It had to happen some time. Eventually, the Decemberists had to release an album unable to improve upon its predecessor. With The Crane Wife, the band has finally succumbed to this unfortunate fate.
Over the span of three full-length albums and a couple EPs the Decemberists’ sound gradually strengthened, reaching its pinnacle on last year’s Picaresque. While the culmination of this progress left most who heard it slobbering, it left the band with two options: change and risk the stumble they’d always avoided, or continue in their comfort zone at the expense of progress. On The Crane Wife, front-man Colin Meloy and his cohorts did both.
On about half of the album the Decemberists explore the bizarre, prog-rock sound they previously visited on the 2004 EP, The Tain, in an attempt to broaden their palette. Unfortunately, most of these experiments with bombast and power-chords come across awkwardly. The Tain‘s playfulness made it a pleasant listen, as if the band knew it had no place mimicking Deep Purple and Iron Butterfly, but didn’t care. The Tain was an odd and enjoyable diversion in the band’s catalogue, but no one was upset when Picaresque showed up riff-free.

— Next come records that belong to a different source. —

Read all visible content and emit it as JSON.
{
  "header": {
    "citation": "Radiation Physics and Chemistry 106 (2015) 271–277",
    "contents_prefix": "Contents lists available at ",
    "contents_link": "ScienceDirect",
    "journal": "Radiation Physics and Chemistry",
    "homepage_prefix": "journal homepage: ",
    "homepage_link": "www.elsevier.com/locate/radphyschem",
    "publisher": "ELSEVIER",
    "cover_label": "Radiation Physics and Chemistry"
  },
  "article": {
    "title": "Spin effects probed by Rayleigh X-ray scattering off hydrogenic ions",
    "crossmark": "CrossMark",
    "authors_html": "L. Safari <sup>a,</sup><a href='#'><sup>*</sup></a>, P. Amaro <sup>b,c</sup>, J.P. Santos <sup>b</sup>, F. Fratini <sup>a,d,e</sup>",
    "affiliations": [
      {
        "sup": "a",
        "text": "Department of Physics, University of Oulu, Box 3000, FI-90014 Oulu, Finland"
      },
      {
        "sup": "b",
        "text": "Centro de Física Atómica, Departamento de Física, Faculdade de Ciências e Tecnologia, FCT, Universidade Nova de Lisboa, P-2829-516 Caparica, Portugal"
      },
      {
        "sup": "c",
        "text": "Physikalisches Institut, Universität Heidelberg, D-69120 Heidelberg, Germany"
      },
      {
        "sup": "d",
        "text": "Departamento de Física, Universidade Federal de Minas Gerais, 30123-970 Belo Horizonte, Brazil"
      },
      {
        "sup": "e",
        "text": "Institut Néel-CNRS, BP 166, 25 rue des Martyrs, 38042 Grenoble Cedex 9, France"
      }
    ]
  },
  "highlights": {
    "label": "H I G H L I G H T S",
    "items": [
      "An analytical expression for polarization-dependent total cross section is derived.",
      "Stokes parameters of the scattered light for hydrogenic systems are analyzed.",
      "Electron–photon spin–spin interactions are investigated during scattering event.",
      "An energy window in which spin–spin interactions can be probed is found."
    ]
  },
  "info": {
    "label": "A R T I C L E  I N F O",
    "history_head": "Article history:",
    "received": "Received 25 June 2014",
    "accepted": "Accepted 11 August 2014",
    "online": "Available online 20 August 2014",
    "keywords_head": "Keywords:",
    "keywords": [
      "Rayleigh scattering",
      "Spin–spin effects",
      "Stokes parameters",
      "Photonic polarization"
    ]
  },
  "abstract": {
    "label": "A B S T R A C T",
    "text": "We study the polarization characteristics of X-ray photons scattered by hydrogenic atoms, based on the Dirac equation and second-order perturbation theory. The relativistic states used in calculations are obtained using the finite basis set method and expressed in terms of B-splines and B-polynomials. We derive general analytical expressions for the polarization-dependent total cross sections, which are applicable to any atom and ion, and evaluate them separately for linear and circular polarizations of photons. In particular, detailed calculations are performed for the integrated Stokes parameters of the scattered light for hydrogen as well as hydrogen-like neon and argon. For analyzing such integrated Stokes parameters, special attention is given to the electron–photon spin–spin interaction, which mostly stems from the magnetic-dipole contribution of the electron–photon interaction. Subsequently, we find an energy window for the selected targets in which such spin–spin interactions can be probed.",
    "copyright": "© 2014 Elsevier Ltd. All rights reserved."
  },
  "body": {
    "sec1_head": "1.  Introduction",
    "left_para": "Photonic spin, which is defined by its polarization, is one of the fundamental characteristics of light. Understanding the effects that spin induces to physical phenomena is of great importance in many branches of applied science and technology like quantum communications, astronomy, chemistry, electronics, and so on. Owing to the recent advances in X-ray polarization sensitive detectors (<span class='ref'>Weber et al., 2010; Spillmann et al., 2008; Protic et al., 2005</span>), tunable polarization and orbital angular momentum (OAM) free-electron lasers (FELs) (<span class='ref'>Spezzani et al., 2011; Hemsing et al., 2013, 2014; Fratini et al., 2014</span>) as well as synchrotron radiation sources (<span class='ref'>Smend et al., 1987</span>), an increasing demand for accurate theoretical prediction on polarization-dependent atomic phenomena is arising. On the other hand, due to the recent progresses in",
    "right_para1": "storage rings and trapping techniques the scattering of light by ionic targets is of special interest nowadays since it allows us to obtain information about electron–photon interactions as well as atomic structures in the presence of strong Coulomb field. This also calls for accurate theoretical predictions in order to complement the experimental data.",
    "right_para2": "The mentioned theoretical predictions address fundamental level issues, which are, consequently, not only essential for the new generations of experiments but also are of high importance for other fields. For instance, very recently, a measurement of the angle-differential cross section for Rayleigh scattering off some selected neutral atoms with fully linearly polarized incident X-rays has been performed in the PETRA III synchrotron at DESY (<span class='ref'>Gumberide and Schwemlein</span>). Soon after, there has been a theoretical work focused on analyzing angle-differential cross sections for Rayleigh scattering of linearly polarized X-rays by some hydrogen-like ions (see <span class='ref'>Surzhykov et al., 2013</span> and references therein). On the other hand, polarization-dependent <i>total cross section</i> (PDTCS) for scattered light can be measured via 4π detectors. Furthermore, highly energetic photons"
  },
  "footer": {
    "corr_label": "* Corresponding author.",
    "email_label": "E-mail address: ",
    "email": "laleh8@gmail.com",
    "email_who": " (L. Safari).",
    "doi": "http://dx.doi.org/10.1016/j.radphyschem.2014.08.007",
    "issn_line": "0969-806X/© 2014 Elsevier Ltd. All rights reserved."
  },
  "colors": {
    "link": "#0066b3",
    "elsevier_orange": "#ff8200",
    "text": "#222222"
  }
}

Now these forays into classic rock just distance the songs from Meloy’s evocative, intimate lyrics, which have always been the Decemberists’ greatest strength.
The rest of the album is the standard folk-pop fans are accustomed to. There are a handful of good songs, but they lack the emotional pull of the band’s greatest moments.
The Crane Wife isn’t a bad album, it simply doesn’t hold up to its predecessors, becoming the Decemberists’ first unremarkable offering.